Summer's over, the super-primaries are threatening to consume us and that means one thing if you're a news website: better figure out a way to pull in lots of politico traffic, as sites as diverse as the brand-new Star Tribune "Politically Connected" (more below) and others are doing.
My friend Alan Mutter sent a broadside flying recently with his peek into, of all things, Aussie politics. But as Alan sages points out, Google's little experiment Down Under can be easily understood as a testing ground for a U.S. push. Kind of like trying out a Broadway-bound play in New Haven.
From Alan's recent (okay, I was out of the country, vacationing and blissfully disconnected) post:
The Google election project, an elegant mashup of Google’s arsenal of search, mapping, video, widget and other technologies, is a preview of how all but the most technologically recalcitrant consumers will expect to get political – and many other types of – news in the future. In addition to delivering a wealth of well-packaged election information and interactive tools, Google has created four content-pushing widgets and a number of ways for users to express their opinions via forums and home-brewed video.
In that view, we can see not just an election push, but one that helps us answer the question about Google's direction. The envious among us can say, "Sure, Google hit it lucky and big with search-related ads, but that's the only business that's really clicked, among its dozens of beta Labs projects." And it's true that the ad business is Google's huge driver. But, we can see in this election package and in a few other fledging projects (check out the new Topix-like timeline for finding articles, at the top of Labs now under "Experimental Search") how Google is relentlessly bringing it all together.
Want to roam the Aussie political landscape visually. Try the Google maplet, which provides an entry point to lots of articles and data.
Want to munch through election data, making choices and seeing the info morph in front of you.
Want to hold candidates accountable for their votes and stands; use the specialized Google search to find out the info you need.
Lots more gadgets and ways into the info.
Take the tour here.
Say what you will about global domination, the company's been remarkably consistent in its mission statement to organize the world's information.
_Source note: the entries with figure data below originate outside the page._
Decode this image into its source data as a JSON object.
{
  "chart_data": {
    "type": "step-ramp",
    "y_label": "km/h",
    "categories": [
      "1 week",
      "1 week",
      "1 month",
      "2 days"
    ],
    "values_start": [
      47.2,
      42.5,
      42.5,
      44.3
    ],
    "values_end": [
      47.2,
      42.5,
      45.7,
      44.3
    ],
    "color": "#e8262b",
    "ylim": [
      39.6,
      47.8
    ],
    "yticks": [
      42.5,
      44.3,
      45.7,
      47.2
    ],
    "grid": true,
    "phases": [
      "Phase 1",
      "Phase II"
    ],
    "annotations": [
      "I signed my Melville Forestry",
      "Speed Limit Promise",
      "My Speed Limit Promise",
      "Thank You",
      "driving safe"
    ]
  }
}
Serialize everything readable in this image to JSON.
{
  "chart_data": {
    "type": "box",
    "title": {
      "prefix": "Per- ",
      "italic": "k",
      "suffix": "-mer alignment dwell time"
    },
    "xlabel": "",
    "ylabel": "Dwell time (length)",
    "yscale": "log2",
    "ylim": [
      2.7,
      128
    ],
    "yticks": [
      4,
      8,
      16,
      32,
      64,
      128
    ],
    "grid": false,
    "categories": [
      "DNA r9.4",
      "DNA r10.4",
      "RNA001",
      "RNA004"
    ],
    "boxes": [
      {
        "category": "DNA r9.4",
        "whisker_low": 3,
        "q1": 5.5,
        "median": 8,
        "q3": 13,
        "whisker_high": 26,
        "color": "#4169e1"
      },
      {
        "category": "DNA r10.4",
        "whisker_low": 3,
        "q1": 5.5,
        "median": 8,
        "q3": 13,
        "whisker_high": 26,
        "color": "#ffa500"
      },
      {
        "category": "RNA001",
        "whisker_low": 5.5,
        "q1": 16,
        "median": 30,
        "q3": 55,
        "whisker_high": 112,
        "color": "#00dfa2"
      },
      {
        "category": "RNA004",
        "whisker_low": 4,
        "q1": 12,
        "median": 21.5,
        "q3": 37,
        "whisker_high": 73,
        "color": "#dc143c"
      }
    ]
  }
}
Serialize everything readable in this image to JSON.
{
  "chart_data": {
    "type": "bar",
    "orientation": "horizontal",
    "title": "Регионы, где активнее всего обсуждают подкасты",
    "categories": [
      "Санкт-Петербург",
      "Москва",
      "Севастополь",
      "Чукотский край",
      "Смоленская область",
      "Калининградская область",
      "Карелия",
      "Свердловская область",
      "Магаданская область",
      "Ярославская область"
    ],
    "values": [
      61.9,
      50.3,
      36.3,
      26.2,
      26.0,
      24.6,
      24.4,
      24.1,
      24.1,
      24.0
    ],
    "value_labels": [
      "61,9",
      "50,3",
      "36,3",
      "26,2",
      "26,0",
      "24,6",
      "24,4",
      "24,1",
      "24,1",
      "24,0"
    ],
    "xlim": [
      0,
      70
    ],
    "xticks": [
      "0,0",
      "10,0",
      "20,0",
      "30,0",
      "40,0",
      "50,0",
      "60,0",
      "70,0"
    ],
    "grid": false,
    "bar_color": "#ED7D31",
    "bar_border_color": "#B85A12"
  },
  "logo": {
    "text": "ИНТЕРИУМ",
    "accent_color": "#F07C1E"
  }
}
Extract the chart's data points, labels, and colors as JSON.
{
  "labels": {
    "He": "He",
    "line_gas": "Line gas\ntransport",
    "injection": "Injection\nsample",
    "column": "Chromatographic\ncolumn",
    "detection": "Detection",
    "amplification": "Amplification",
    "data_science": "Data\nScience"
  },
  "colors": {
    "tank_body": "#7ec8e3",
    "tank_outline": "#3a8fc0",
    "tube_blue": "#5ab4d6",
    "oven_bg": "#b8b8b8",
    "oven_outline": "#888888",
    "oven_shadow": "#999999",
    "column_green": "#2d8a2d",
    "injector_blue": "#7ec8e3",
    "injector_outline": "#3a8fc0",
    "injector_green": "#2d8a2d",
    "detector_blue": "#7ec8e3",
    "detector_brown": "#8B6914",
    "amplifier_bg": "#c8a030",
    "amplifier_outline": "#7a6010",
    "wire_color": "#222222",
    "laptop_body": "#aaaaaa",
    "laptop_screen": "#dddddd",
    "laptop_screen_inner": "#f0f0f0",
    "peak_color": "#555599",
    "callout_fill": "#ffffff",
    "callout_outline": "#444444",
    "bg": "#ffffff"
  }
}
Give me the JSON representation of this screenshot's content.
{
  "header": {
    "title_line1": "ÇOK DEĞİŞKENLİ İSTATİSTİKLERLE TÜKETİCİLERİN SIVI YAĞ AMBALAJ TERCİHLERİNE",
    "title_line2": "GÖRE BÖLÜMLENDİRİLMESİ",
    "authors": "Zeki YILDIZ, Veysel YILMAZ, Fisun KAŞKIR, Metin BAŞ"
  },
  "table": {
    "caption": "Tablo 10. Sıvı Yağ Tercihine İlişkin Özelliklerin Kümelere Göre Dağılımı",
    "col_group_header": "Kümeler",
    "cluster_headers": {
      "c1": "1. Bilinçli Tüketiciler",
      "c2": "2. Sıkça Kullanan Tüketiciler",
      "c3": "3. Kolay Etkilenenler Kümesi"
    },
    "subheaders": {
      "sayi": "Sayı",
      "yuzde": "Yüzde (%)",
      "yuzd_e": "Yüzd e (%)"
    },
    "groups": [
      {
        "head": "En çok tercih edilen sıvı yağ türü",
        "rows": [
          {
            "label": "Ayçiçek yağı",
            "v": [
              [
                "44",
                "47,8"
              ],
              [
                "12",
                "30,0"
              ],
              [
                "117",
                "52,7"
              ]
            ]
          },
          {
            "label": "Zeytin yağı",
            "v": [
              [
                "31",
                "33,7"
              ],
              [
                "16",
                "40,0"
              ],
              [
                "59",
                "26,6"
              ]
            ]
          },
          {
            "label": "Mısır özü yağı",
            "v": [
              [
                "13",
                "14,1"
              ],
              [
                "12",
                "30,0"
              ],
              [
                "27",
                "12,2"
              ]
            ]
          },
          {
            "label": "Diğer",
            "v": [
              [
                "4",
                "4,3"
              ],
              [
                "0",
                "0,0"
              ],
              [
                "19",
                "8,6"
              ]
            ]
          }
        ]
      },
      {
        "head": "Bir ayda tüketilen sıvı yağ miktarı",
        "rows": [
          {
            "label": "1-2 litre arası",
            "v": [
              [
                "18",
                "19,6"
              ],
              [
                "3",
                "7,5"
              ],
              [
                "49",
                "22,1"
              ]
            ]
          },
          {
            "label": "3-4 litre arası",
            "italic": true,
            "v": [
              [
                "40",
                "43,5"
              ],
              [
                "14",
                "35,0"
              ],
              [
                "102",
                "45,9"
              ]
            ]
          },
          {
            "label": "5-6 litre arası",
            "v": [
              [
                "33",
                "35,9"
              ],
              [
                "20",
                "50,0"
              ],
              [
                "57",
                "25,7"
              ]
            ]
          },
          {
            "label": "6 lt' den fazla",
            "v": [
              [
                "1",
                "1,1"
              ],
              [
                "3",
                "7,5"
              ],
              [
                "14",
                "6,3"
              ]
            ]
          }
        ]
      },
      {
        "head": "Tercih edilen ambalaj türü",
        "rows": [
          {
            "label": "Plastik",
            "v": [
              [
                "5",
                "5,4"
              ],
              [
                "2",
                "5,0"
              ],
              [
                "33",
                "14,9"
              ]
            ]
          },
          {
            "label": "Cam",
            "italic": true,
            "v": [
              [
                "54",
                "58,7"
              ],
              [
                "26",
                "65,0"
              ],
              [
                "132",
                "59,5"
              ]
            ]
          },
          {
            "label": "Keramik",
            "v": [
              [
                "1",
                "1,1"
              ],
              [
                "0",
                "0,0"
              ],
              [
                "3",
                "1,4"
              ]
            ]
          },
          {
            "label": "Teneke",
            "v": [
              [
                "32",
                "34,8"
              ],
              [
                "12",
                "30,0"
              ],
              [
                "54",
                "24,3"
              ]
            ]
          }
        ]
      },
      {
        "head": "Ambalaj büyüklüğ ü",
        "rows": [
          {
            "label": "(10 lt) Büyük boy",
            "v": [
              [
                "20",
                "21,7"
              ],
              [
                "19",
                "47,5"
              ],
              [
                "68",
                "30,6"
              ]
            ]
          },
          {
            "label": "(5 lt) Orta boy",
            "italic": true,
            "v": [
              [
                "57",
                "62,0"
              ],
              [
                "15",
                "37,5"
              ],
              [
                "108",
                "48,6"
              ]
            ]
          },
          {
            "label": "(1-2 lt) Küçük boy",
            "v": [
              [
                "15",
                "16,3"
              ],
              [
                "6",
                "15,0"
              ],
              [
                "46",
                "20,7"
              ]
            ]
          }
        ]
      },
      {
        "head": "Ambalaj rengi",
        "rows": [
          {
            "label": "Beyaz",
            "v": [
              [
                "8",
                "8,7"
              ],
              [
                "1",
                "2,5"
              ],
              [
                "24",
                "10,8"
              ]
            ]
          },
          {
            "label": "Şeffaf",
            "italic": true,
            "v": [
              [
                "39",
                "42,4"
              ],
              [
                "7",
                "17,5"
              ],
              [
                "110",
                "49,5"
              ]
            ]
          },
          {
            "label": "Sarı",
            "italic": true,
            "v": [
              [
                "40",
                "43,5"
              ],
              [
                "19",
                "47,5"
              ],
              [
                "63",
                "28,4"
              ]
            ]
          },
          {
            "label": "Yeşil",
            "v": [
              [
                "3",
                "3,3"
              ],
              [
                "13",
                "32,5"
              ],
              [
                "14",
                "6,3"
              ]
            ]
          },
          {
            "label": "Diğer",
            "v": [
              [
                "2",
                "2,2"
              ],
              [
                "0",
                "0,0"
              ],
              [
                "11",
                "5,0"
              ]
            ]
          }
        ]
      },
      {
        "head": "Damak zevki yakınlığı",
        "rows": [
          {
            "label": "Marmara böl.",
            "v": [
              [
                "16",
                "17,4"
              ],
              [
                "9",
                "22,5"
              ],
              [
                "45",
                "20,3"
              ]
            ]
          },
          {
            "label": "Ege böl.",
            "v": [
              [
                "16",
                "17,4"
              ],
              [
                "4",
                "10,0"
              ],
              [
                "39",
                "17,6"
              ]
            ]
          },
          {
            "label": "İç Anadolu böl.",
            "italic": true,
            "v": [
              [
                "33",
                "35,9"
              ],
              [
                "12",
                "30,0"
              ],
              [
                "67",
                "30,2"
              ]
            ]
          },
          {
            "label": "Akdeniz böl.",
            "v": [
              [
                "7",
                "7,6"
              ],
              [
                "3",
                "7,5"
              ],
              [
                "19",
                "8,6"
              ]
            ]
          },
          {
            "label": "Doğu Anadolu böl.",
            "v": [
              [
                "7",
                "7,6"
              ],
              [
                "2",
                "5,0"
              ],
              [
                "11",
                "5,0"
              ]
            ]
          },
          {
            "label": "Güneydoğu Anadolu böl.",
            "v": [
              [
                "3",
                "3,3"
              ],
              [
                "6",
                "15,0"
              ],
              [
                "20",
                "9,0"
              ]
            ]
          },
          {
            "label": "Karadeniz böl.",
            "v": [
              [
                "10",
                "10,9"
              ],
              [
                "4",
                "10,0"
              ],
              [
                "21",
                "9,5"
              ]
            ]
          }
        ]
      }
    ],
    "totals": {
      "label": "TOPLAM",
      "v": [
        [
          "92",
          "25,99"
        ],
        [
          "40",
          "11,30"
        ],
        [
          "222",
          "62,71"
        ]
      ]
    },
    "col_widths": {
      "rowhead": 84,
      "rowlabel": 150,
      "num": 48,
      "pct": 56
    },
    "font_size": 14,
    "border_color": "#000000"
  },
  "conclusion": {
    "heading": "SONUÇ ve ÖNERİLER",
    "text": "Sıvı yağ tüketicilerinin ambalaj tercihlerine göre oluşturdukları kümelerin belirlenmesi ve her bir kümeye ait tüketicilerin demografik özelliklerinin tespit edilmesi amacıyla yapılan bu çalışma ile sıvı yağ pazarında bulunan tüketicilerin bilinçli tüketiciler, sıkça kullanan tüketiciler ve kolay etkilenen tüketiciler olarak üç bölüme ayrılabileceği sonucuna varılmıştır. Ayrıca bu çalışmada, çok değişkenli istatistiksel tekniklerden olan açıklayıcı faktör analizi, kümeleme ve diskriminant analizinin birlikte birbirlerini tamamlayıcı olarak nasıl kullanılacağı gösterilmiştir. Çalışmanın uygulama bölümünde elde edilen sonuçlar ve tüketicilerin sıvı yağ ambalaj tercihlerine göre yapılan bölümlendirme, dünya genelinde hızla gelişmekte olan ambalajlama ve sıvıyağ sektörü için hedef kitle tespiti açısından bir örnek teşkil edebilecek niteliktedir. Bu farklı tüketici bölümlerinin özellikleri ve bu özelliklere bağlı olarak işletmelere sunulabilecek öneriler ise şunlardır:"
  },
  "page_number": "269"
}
Hugely important, in this new Internet multimedia age, Google doesn't get hung up on media type or source, as traditional journalists do. It corrals it all and is learning better how to present it. No editors to guide the process. Well, Google trusts users to sort it out, and increasingly we are.
As Alan points out, the effort is another one that is sure to leach traffic away from news websites (he's got some good analysis of where Google/YouTube traffic stands now, compared to major news brands). And he counsels that U.S. news websites better get ready for the challenge.
Just this week, in fact, the Star Tribune launched its own attempt to corral some of that traffic, with a new site, "Politically Connected." One pledge: it won't be boring, as explained here by Strib editor Nancy Barnes.
It's handsome out of the box, best so far at putting all the paper's related content on one page. It presents graphics well (a Senate race one portraying incumbent Norm Coleman's challenge here), offers a few staff blogs and a "My Vote" feature, allowing you to get customized election contests for your address. It's a good start, but will have Google (and other national sites examples) to compete against. That means it will need to ramp up video inclusion, inclusion or at least links to the wealth of good, non-staff political blogs and let readers roam around in deep databases to plumb campaign financing and votes.
Politically Connected editor Dennis McGrath says more is indeed on the way. On video: "Right now, as you can see, we don't feature video on the site with a video player or any other device. That's a temporary situation....We certainly do intend to add that dimension to our site and, in fact, the home page was designed with the not-too-distant addition of a video player in mind...." On blogs: "Right now, we're giving the most prominent positions for our own blogs. But we are pulling in blog feeds from around the web on pages like the candidate pages. On each presidential and U.S. Senate candidate page, for example, we have a module called "Blog posts featuring [candidate name]" that has a spill of 10 headline links to those blogs. We definitely are considering non-staff blogs, but have not finalized plans for that...." On databases: "We have some of that currently, including a searchable database on campaign donors [and My Vote]....And we have plans for a lot more interactivity, but I don't want to disclose those yet."
Nationally, we can see what the New York Times is up to, more Google-like, but quite NYT-centered. And I recall what the Austin paper and Pluck were up to, in the last election, trying to give candidates their own digital HQ on the web. The politics page is still up with some worthwhile Texas political blog content.
But the question for all news publishers, especially the local ones, is whether they can quickly assemble a set of content (their own and others) and tools to more greatly please the reader than the GooglePlex is planning to offer. Anyone know some great examples out there?